Every tenant container is scheduled by Nomad onto the worker. The worker Traefik points at its local Consul agent, not at the control plane — so the control plane isn't a single point of failure for request routing.

Networking

Nomad uses CNI bridge networking. Dynamic ports in the 20000–32000 range are DNAT'd via iptables so the worker Traefik can reach any allocation on its dynamic port. CNI plugins live at /opt/cni/bin. Consul Connect is available but we don't need service mesh complexity for this shape of workload — direct routing is fine.

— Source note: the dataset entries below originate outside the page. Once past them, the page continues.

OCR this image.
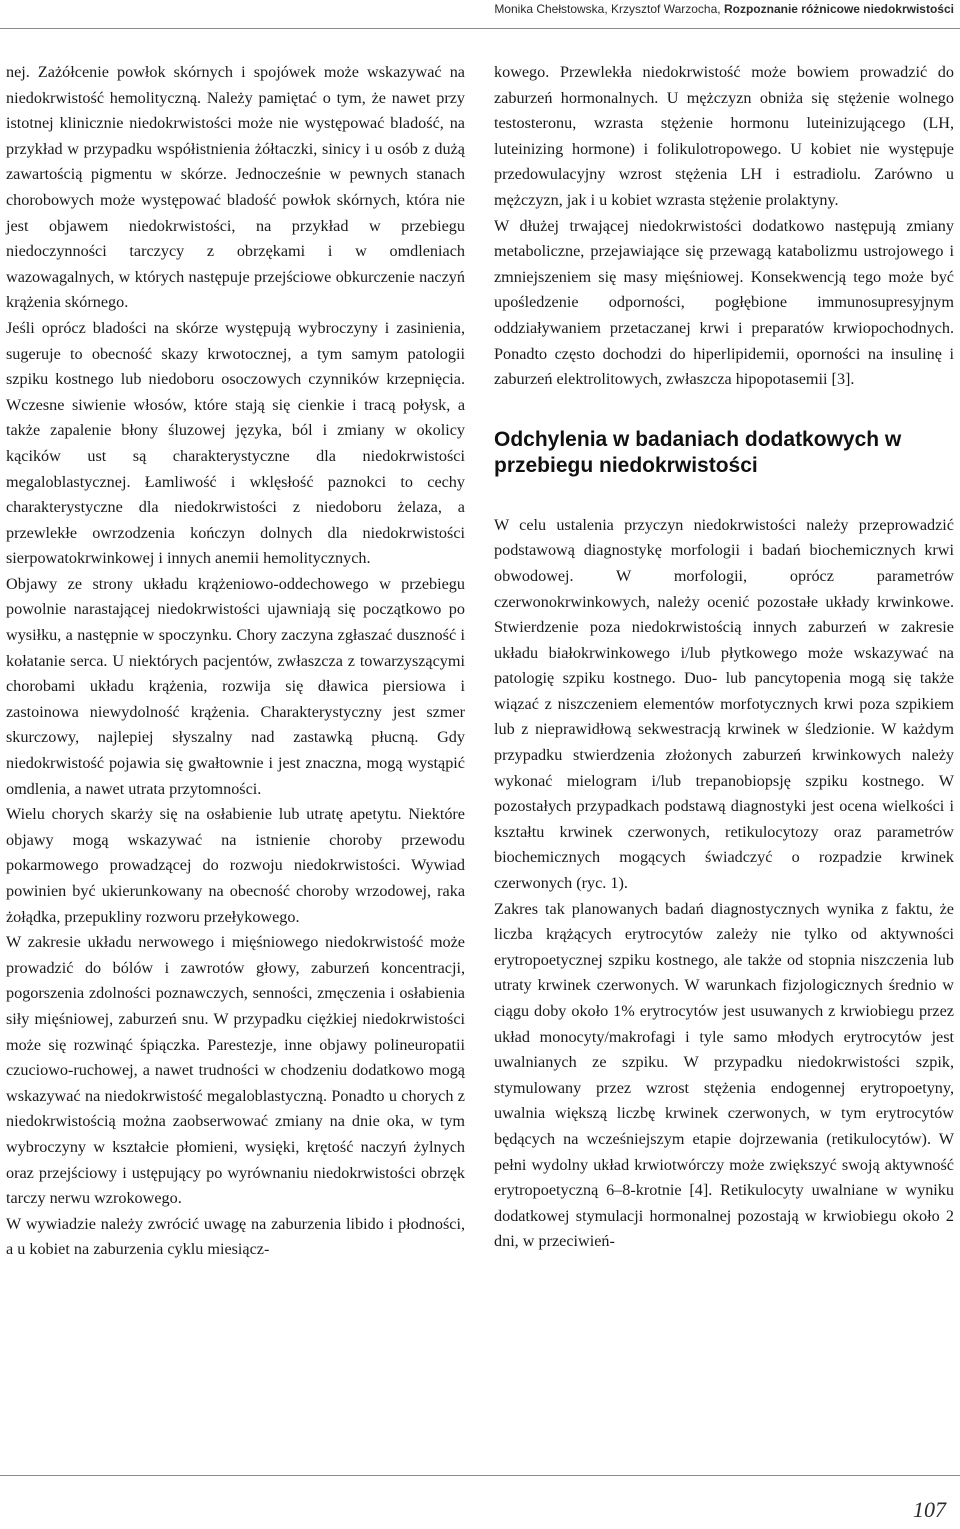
Monika Chełstowska, Krzysztof Warzocha, Rozpoznanie różnicowe niedokrwistości

nej. Zażółcenie powłok skórnych i spojówek może wskazywać na niedokrwistość hemolityczną. Należy pamiętać o tym, że nawet przy istotnej klinicznie niedokrwistości może nie występować bladość, na przykład w przypadku współistnienia żółtaczki, sinicy i u osób z dużą zawartością pigmentu w skórze. Jednocześnie w pewnych stanach chorobowych może występować bladość powłok skórnych, która nie jest objawem niedokrwistości, na przykład w przebiegu niedoczynności tarczycy z obrzękami i w omdleniach wazowagalnych, w których następuje przejściowe obkurczenie naczyń krążenia skórnego.

Jeśli oprócz bladości na skórze występują wybroczyny i zasinienia, sugeruje to obecność skazy krwotocznej, a tym samym patologii szpiku kostnego lub niedoboru osoczowych czynników krzepnięcia. Wczesne siwienie włosów, które stają się cienkie i tracą połysk, a także zapalenie błony śluzowej języka, ból i zmiany w okolicy kącików ust są charakterystyczne dla niedokrwistości megaloblastycznej. Łamliwość i wklęsłość paznokci to cechy charakterystyczne dla niedokrwistości z niedoboru żelaza, a przewlekłe owrzodzenia kończyn dolnych dla niedokrwistości sierpowatokrwinkowej i innych anemii hemolitycznych.

Objawy ze strony układu krążeniowo-oddechowego w przebiegu powolnie narastającej niedokrwistości ujawniają się początkowo po wysiłku, a następnie w spoczynku. Chory zaczyna zgłaszać duszność i kołatanie serca. U niektórych pacjentów, zwłaszcza z towarzyszącymi chorobami układu krążenia, rozwija się dławica piersiowa i zastoinowa niewydolność krążenia. Charakterystyczny jest szmer skurczowy, najlepiej słyszalny nad zastawką płucną. Gdy niedokrwistość pojawia się gwałtownie i jest znaczna, mogą wystąpić omdlenia, a nawet utrata przytomności.

Wielu chorych skarży się na osłabienie lub utratę apetytu. Niektóre objawy mogą wskazywać na istnienie choroby przewodu pokarmowego prowadzącej do rozwoju niedokrwistości. Wywiad powinien być ukierunkowany na obecność choroby wrzodowej, raka żołądka, przepukliny rozworu przełykowego.

W zakresie układu nerwowego i mięśniowego niedokrwistość może prowadzić do bólów i zawrotów głowy, zaburzeń koncentracji, pogorszenia zdolności poznawczych, senności, zmęczenia i osłabienia siły mięśniowej, zaburzeń snu. W przypadku ciężkiej niedokrwistości może się rozwinąć śpiączka. Parestezje, inne objawy polineuropatii czuciowo-ruchowej, a nawet trudności w chodzeniu dodatkowo mogą wskazywać na niedokrwistość megaloblastyczną. Ponadto u chorych z niedokrwistością można zaobserwować zmiany na dnie oka, w tym wybroczyny w kształcie płomieni, wysięki, krętość naczyń żylnych oraz przejściowy i ustępujący po wyrównaniu niedokrwistości obrzęk tarczy nerwu wzrokowego.

W wywiadzie należy zwrócić uwagę na zaburzenia libido i płodności, a u kobiet na zaburzenia cyklu miesiącz-

kowego. Przewlekła niedokrwistość może bowiem prowadzić do zaburzeń hormonalnych. U mężczyzn obniża się stężenie wolnego testosteronu, wzrasta stężenie hormonu luteinizującego (LH, luteinizing hormone) i folikulotropowego. U kobiet nie występuje przedowulacyjny wzrost stężenia LH i estradiolu. Zarówno u mężczyzn, jak i u kobiet wzrasta stężenie prolaktyny.

W dłużej trwającej niedokrwistości dodatkowo następują zmiany metaboliczne, przejawiające się przewagą katabolizmu ustrojowego i zmniejszeniem się masy mięśniowej. Konsekwencją tego może być upośledzenie odporności, pogłębione immunosupresyjnym oddziaływaniem przetaczanej krwi i preparatów krwiopochodnych. Ponadto często dochodzi do hiperlipidemii, oporności na insulinę i zaburzeń elektrolitowych, zwłaszcza hipopotasemii [3].

Odchylenia w badaniach dodatkowych w przebiegu niedokrwistości

W celu ustalenia przyczyn niedokrwistości należy przeprowadzić podstawową diagnostykę morfologii i badań biochemicznych krwi obwodowej. W morfologii, oprócz parametrów czerwonokrwinkowych, należy ocenić pozostałe układy krwinkowe. Stwierdzenie poza niedokrwistością innych zaburzeń w zakresie układu białokrwinkowego i/lub płytkowego może wskazywać na patologię szpiku kostnego. Duo- lub pancytopenia mogą się także wiązać z niszczeniem elementów morfotycznych krwi poza szpikiem lub z nieprawidłową sekwestracją krwinek w śledzionie. W każdym przypadku stwierdzenia złożonych zaburzeń krwinkowych należy wykonać mielogram i/lub trepanobiopsję szpiku kostnego. W pozostałych przypadkach podstawą diagnostyki jest ocena wielkości i kształtu krwinek czerwonych, retikulocytozy oraz parametrów biochemicznych mogących świadczyć o rozpadzie krwinek czerwonych (ryc. 1).

Zakres tak planowanych badań diagnostycznych wynika z faktu, że liczba krążących erytrocytów zależy nie tylko od aktywności erytropoetycznej szpiku kostnego, ale także od stopnia niszczenia lub utraty krwinek czerwonych. W warunkach fizjologicznych średnio w ciągu doby około 1% erytrocytów jest usuwanych z krwiobiegu przez układ monocyty/makrofagi i tyle samo młodych erytrocytów jest uwalnianych ze szpiku. W przypadku niedokrwistości szpik, stymulowany przez wzrost stężenia endogennej erytropoetyny, uwalnia większą liczbę krwinek czerwonych, w tym erytrocytów będących na wcześniejszym etapie dojrzewania (retikulocytów). W pełni wydolny układ krwiotwórczy może zwiększyć swoją aktywność erytropoetyczną 6–8-krotnie [4]. Retikulocyty uwalniane w wyniku dodatkowej stymulacji hormonalnej pozostają w krwiobiegu około 2 dni, w przeciwień-

107
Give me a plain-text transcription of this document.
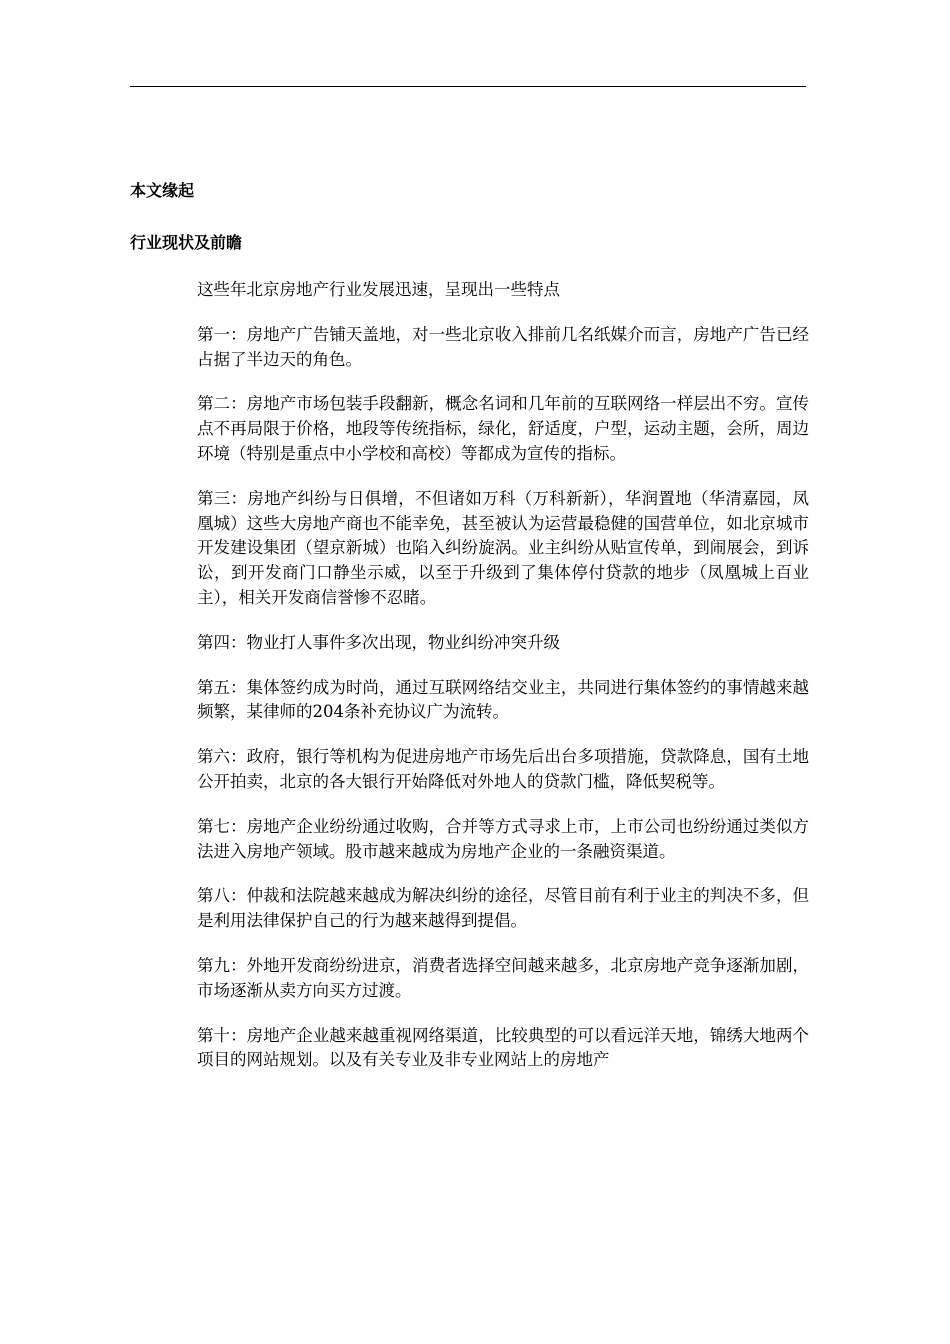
本文缘起
行业现状及前瞻

这些年北京房地产行业发展迅速，呈现出一些特点

第一：房地产广告铺天盖地，对一些北京收入排前几名纸媒介而言，房地产广告已经占据了半边天的角色。

第二：房地产市场包装手段翻新，概念名词和几年前的互联网络一样层出不穷。宣传点不再局限于价格，地段等传统指标，绿化，舒适度，户型，运动主题，会所，周边环境（特别是重点中小学校和高校）等都成为宣传的指标。

第三：房地产纠纷与日俱增，不但诸如万科（万科新新），华润置地（华清嘉园，凤凰城）这些大房地产商也不能幸免，甚至被认为运营最稳健的国营单位，如北京城市开发建设集团（望京新城）也陷入纠纷旋涡。业主纠纷从贴宣传单，到闹展会，到诉讼，到开发商门口静坐示威，以至于升级到了集体停付贷款的地步（凤凰城上百业主），相关开发商信誉惨不忍睹。

第四：物业打人事件多次出现，物业纠纷冲突升级

第五：集体签约成为时尚，通过互联网络结交业主，共同进行集体签约的事情越来越频繁，某律师的204条补充协议广为流转。

第六：政府，银行等机构为促进房地产市场先后出台多项措施，贷款降息，国有土地公开拍卖，北京的各大银行开始降低对外地人的贷款门槛，降低契税等。

第七：房地产企业纷纷通过收购，合并等方式寻求上市，上市公司也纷纷通过类似方法进入房地产领域。股市越来越成为房地产企业的一条融资渠道。

第八：仲裁和法院越来越成为解决纠纷的途径，尽管目前有利于业主的判决不多，但是利用法律保护自己的行为越来越得到提倡。

第九：外地开发商纷纷进京，消费者选择空间越来越多，北京房地产竞争逐渐加剧，市场逐渐从卖方向买方过渡。

第十：房地产企业越来越重视网络渠道，比较典型的可以看远洋天地，锦绣大地两个项目的网站规划。以及有关专业及非专业网站上的房地产
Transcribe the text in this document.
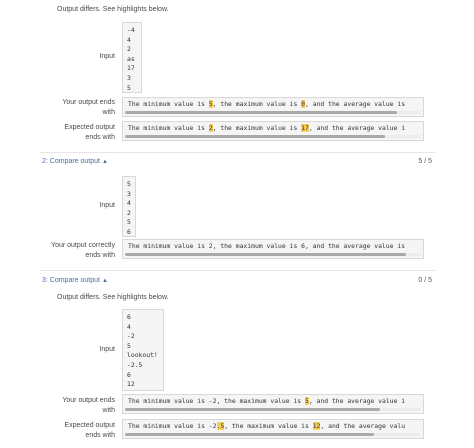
Output differs. See highlights below.
Input
-4
4
2
as
17
3
5
Your output ends
with
The minimum value is 5, the maximum value is 0, and the average value is
Expected output
ends with
The minimum value is 2, the maximum value is 17, and the average value i
2: Compare output ▲	5 / 5
Input
5
3
4
2
5
6
Your output correctly
ends with
The minimum value is 2, the maximum value is 6, and the average value is
3: Compare output ▲	0 / 5
Output differs. See highlights below.
Input
6
4
-2
5
lookout!
-2.5
6
12
Your output ends
with
The minimum value is -2, the maximum value is 5, and the average value i
Expected output
ends with
The minimum value is -2.5, the maximum value is 12, and the average valu
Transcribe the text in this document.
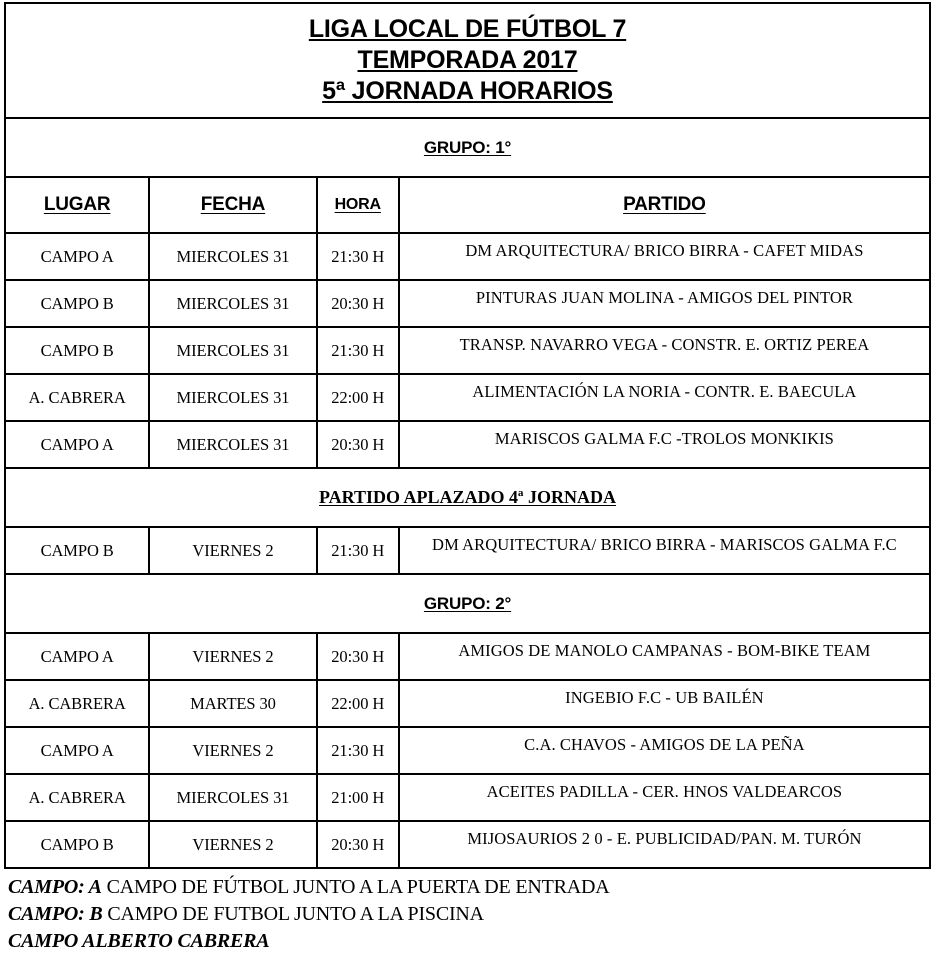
LIGA LOCAL DE FÚTBOL 7
TEMPORADA 2017
5ª JORNADA HORARIOS			

GRUPO: 1°			
LUGAR	FECHA	HORA	PARTIDO
CAMPO A	MIERCOLES 31	21:30 H	DM ARQUITECTURA/ BRICO BIRRA - CAFET MIDAS

CAMPO B	MIERCOLES 31	20:30 H	PINTURAS JUAN MOLINA - AMIGOS DEL PINTOR

CAMPO B	MIERCOLES 31	21:30 H	TRANSP. NAVARRO VEGA - CONSTR. E. ORTIZ PEREA

A. CABRERA	MIERCOLES 31	22:00 H	ALIMENTACIÓN LA NORIA - CONTR. E. BAECULA

CAMPO A	MIERCOLES 31	20:30 H	MARISCOS GALMA F.C -TROLOS MONKIKIS

PARTIDO APLAZADO 4ª JORNADA			
CAMPO B	VIERNES 2	21:30 H	DM ARQUITECTURA/ BRICO BIRRA - MARISCOS GALMA F.C

GRUPO: 2°			
CAMPO A	VIERNES 2	20:30 H	AMIGOS DE MANOLO CAMPANAS - BOM-BIKE TEAM

A. CABRERA	MARTES 30	22:00 H	INGEBIO F.C - UB BAILÉN

CAMPO A	VIERNES 2	21:30 H	C.A. CHAVOS - AMIGOS DE LA PEÑA

A. CABRERA	MIERCOLES 31	21:00 H	ACEITES PADILLA - CER. HNOS VALDEARCOS

CAMPO B	VIERNES 2	20:30 H	MIJOSAURIOS 2 0 - E. PUBLICIDAD/PAN. M. TURÓN
CAMPO: A CAMPO DE FÚTBOL JUNTO A LA PUERTA DE ENTRADA
CAMPO: B CAMPO DE FUTBOL JUNTO A LA PISCINA
CAMPO ALBERTO CABRERA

One gotcha worth calling out: after a reboot, Nomad allocations occasionally hold stale iptables rules that never get cleaned up. If something mysteriously stops routing, nomad alloc stop <id> forces a fresh schedule and the rules regenerate cleanly.

Deploys

The deploy dance for a control-plane service is always the same:

docker compose down
git pull
docker compose build --no-cache
docker compose up -d

Skipping down is the single most common way to get stale containers running against new code. It's baked into muscle memory now.

Why this holds up at scale

Three properties make this design work at hundreds of tenants:

  • Local-first control. Worker Traefik talks to the local Consul agent, tenant databases are on the worker, shared SFTP is on the worker. The control plane can be rebooted without tenants noticing.
  • Boring primitives. Nomad, Consul, Traefik and Docker all compose with systemd and a plain HCL file. When something goes wrong there's nothing magic to unpick.
  • Per-tenant container isolation. Each tenant app gets its own container, its own resource limits, and its own lifecycle. No shared PHP-FPM pools, no "noisy neighbour" surprises.

What I'd change

Two honest caveats.

  • The second worker is overdue. Horizontal scale on tenant workers is straightforward with Nomad but it's still a planned milestone rather than shipped.
  • The central Traefik vs. worker Traefik split is pragmatic, not elegant. Longer-term there's a cleaner design where public traffic lands on a dedicated edge tier and platform Traefik is purely internal.

None of this is novel tech — the interesting part is the restraint. Picking primitives you can operate alone, and refusing to introduce anything you can't debug at 3 a.m.